Dan Cheesman didn’t intend to start a general industrial and business supply company in 1982.
He created a rag business to occupy a well-defined niche, providing factories, garages, painters and others with the particular disposable cloth wipes they needed.
That worked, and lots of businesses liked Cheesman’s products and reliable service — but sometimes they asked if he could get them one more thing.
“When somebody asks for something, we don’t like to say no,” said Cheesman, 67, of Bridgeton. “We go out and find it for them.”
For decades, his customers kept asking and he kept saying yes, turning DMC Supplies into a provider of work clothes, janitorial supplies, absorbents, and much more. And rags.
Rags still account for more than 25 percent of business at Bridgeton-based DMC Supplies, but there, too, the products have diversified.
Most are knit cotton, not unlike that found in a T-shirt, Cheesman said. The company sells a large variety of those in various colors and weights.
But some customers need a very particular rag.
“For one customer, we start off with a certain yarn and have it knitted, and then we send it out to be bleached and cut,” he said.

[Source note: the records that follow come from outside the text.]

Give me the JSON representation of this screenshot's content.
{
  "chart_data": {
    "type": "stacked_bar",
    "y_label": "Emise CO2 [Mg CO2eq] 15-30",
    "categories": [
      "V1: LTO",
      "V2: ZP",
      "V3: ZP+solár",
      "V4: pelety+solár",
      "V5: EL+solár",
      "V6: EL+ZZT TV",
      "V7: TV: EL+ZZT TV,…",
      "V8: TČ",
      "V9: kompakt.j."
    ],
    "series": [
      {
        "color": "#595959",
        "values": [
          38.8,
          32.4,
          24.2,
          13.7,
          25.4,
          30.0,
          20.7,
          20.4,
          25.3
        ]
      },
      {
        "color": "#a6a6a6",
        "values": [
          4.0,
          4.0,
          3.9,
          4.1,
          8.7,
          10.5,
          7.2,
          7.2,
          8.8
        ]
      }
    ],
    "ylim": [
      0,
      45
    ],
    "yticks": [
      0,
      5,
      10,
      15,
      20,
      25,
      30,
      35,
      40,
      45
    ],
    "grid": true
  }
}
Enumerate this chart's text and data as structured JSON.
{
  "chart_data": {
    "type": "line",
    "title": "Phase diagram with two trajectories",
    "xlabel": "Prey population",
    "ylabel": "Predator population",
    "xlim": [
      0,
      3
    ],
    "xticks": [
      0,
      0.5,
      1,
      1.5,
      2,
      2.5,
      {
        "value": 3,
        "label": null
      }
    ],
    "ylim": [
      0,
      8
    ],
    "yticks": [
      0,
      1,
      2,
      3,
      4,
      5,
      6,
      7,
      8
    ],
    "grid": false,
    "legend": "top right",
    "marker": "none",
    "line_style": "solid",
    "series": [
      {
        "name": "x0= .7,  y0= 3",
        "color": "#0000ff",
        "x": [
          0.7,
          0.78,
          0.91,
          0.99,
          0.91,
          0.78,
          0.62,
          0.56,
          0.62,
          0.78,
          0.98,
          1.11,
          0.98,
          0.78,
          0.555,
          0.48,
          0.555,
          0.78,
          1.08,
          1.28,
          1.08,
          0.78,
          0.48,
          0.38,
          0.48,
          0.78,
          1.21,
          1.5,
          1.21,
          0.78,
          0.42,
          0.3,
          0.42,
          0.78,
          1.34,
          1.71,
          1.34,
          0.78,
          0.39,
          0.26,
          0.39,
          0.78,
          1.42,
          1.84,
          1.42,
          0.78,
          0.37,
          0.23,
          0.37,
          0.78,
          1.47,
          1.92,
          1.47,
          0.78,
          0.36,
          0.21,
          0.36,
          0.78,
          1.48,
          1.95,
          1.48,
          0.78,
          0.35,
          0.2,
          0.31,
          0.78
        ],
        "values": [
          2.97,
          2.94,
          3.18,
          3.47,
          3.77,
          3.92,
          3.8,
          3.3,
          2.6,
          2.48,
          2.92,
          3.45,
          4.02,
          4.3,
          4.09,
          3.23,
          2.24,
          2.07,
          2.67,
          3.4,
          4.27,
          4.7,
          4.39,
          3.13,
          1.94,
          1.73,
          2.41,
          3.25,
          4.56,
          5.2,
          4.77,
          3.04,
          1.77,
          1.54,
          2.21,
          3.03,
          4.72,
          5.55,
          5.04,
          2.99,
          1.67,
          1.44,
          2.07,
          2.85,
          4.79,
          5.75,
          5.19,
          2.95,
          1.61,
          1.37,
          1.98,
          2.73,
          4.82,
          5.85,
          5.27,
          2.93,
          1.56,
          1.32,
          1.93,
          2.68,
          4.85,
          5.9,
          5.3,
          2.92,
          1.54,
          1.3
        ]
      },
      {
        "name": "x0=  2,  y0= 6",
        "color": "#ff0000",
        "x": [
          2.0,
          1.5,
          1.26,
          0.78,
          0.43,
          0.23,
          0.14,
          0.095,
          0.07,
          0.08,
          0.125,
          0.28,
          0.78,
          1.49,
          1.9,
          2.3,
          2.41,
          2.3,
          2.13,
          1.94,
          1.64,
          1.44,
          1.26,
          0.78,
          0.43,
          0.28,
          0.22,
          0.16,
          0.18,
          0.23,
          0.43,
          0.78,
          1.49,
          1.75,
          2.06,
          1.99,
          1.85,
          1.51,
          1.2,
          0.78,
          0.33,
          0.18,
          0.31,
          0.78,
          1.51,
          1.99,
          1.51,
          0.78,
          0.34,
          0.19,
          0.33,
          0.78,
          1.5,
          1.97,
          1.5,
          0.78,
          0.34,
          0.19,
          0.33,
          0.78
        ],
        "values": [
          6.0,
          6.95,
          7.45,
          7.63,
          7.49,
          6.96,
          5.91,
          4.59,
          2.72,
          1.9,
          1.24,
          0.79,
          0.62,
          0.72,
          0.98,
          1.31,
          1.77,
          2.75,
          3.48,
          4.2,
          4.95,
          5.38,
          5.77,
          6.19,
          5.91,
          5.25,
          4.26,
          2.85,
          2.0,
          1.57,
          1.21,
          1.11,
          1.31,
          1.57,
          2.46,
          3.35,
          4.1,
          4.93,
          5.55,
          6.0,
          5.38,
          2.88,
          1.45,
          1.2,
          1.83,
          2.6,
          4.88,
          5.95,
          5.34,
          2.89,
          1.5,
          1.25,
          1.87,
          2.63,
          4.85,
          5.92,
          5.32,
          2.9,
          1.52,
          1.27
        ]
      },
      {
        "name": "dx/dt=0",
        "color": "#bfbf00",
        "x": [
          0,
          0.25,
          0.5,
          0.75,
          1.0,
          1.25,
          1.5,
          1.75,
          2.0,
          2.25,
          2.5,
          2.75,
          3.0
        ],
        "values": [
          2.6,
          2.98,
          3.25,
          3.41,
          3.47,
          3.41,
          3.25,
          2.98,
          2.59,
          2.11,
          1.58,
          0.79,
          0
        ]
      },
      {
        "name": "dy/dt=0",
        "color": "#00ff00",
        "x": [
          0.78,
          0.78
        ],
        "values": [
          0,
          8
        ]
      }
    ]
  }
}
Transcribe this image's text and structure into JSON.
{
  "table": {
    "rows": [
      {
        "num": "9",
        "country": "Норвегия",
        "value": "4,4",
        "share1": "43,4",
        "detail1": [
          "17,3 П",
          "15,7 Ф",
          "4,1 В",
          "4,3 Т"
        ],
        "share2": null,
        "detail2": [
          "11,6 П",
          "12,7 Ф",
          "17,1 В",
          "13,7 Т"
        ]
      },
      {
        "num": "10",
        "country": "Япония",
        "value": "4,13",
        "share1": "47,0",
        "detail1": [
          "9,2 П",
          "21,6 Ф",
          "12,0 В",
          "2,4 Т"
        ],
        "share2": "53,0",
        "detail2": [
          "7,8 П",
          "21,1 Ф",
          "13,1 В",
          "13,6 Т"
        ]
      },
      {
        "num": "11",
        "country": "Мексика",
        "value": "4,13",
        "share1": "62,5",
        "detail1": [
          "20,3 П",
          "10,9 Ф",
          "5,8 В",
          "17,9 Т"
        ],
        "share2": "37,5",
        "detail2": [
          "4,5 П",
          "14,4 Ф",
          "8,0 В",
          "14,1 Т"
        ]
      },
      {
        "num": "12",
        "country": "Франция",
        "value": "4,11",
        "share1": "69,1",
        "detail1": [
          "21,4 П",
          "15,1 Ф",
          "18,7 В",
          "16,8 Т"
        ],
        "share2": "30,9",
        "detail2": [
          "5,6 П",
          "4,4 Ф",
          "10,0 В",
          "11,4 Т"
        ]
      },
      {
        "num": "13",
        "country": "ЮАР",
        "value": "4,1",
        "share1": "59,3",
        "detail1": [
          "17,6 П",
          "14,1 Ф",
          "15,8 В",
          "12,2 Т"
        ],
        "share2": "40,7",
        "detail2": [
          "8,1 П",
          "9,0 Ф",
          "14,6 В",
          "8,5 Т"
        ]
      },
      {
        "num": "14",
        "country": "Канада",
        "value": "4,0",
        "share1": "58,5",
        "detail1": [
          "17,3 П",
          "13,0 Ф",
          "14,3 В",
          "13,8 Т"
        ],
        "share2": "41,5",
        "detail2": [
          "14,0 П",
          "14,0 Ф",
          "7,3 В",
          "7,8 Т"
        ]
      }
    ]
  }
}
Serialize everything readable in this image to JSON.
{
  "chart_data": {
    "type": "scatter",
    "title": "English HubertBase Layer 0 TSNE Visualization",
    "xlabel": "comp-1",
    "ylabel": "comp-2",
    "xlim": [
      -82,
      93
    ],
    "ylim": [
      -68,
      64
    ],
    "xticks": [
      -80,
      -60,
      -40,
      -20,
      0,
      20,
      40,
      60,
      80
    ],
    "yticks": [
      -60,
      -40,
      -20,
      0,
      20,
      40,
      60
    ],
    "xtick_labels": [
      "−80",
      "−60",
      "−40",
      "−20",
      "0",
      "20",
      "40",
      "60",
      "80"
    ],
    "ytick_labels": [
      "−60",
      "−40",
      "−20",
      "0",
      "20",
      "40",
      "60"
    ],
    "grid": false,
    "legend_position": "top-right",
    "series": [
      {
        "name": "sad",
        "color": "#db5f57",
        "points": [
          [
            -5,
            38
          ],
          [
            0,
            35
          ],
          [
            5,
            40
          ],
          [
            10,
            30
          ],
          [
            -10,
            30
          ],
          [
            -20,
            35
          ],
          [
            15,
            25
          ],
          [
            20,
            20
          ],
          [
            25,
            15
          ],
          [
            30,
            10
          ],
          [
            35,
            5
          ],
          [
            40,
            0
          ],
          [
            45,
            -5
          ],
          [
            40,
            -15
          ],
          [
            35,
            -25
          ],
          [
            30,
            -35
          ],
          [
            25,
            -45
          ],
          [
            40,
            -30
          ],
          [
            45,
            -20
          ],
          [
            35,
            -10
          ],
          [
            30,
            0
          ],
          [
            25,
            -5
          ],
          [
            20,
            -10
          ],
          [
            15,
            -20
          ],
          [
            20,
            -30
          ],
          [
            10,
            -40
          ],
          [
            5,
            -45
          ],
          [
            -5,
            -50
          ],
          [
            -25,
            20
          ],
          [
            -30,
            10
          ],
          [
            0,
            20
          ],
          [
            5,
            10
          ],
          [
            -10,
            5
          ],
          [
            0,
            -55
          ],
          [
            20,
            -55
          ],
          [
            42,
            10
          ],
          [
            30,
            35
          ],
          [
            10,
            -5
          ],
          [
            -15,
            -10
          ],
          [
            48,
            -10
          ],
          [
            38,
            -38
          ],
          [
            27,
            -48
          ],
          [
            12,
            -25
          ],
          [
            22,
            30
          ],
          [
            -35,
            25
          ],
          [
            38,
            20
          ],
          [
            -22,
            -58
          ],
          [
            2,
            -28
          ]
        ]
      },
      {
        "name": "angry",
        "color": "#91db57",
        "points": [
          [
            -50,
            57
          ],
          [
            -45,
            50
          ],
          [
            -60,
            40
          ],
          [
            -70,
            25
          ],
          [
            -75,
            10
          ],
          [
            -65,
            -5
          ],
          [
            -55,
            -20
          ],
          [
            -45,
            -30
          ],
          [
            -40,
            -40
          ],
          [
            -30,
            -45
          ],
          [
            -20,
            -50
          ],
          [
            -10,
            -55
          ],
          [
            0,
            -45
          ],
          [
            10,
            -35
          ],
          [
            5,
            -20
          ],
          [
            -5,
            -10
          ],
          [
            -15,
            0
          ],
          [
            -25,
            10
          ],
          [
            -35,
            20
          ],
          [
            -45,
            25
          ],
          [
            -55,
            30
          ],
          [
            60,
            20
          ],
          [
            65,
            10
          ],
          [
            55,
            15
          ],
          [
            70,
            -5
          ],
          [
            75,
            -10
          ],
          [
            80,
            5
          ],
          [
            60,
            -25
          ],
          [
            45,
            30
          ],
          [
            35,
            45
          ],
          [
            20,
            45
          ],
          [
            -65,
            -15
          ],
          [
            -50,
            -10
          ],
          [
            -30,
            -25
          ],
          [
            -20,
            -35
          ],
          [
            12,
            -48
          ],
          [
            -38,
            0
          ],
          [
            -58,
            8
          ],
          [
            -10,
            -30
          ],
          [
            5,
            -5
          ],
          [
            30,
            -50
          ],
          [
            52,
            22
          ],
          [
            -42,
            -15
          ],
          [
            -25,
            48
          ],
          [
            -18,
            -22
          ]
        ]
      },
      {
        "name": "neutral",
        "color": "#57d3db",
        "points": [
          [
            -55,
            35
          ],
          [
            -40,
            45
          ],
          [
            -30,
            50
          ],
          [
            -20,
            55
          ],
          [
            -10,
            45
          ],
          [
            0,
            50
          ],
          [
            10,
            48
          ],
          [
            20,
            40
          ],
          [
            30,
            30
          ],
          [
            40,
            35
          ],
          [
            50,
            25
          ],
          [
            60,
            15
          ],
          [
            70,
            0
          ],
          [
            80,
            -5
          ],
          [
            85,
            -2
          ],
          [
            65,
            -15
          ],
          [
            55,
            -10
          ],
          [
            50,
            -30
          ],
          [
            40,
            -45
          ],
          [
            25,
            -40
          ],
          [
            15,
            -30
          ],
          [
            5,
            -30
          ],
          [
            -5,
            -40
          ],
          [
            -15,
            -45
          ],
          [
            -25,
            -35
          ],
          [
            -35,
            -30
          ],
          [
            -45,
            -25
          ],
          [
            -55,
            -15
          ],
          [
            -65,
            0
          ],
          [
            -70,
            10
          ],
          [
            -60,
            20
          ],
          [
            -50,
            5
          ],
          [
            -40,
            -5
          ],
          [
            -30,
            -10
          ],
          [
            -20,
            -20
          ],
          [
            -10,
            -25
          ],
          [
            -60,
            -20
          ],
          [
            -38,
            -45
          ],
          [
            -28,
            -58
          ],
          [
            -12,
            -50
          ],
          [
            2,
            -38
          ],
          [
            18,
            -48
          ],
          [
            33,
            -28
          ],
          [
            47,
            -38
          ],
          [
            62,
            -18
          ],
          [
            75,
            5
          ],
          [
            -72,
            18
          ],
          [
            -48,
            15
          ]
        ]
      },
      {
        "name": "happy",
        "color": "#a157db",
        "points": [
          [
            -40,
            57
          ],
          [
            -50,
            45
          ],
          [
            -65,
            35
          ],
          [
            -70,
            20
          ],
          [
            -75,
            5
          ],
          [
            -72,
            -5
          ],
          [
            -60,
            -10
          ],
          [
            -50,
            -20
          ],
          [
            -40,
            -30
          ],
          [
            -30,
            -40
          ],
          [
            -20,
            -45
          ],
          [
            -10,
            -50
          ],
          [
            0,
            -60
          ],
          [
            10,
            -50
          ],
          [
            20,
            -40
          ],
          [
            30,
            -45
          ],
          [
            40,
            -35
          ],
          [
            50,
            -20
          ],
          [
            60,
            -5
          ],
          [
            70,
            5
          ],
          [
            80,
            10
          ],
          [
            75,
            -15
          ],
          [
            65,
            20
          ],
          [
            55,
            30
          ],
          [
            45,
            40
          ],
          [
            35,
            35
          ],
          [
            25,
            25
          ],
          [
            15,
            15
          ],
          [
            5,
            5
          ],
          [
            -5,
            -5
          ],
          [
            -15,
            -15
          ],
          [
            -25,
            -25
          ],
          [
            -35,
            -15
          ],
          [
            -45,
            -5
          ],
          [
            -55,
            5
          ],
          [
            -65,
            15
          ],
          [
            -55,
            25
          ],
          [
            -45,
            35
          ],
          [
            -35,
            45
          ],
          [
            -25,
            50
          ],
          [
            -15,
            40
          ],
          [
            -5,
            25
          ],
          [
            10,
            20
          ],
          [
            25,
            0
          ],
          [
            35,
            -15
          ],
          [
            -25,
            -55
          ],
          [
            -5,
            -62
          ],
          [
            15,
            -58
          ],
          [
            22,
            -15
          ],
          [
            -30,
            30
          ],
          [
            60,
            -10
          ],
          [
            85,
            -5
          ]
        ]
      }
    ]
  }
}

Much of DMC’s rag bleaching and cutting is done in North Carolina, but some is done right at its Bridgeton office/warehouse facility.
Some industrial work that involves helicopters or jets, or even painting, is so exacting that customers double check each batch of rags before putting them into use, he said. “If it fails their testing, we take it back and remedy it.”
Most rags, though, are used to wipe down machinery, counters, whatever. DMC buys standard rag stock 44,000 pounds at a time.
A much requested — and therefore next biggest — part of the business is what you might call the rags people wear: work clothes, coveralls, gloves and such.
Cheesman said in his 30 years he’s seen gloves become mandatory in many industries and settings.
“Everybody is protecting their hands today, whether in medical offices, factories, schools, anybody handling anything,” he said. “Even farm workers, when they’re picking your crops, are required to wear gloves now, even if it’s 100 degrees out.”
DMC keeps about 30 varieties of gloves in stock, and offers about 100 kinds to its customers.
Then there are janitorial supplies — soaps, detergents, brooms, brushes, toilet paper, bags and more.
Cheesman has advice for purchasers of some of these items in bulk: Don’t be fooled by piece counts, as government often is.
In toilet paper, for instance, the extremely wide quality range makes sheet counts meaningless. “Toilet paper is like the meat market. It’s really sold by the pound,” he said.
But state government purchasers look only for the cheapest price per sheet, so they wind up buying the thinnest, smallest paper, he said. The same goes for trash bags, where they’ll buy 1.2 mil thick bags instead of the 1.6 mil that’s specified.
“That’s why we do very little public bidding. Sometimes you’re blown away because somebody accepts less than the specification,” he said.
DMC’s diversified inventory has given it a degree of stability through the downturn, he said.
That’s also true of the state’s other direct sellers to businesses of miscellaneous supplies, which numbered 160 in 2006 and were at 152 in 2011. Employment actually increased, from 2,302 to 2,535 in 2011, federal Bureau of Labor Statistics data shows.
“I’ve never had to lay anyone off in the past 15 years, but no doubt it’s getting harder,” Cheesman said.
His response has been to branch out some more, into specialty clothing and gloves for the fishing industry, and more supplies for first responders.
He’s also getting involved in sales again himself, something he always loved to do.
“I come from the old school. You go down the road with samples in your car and hopefully somebody’s gracious enough to respond to you,” he said.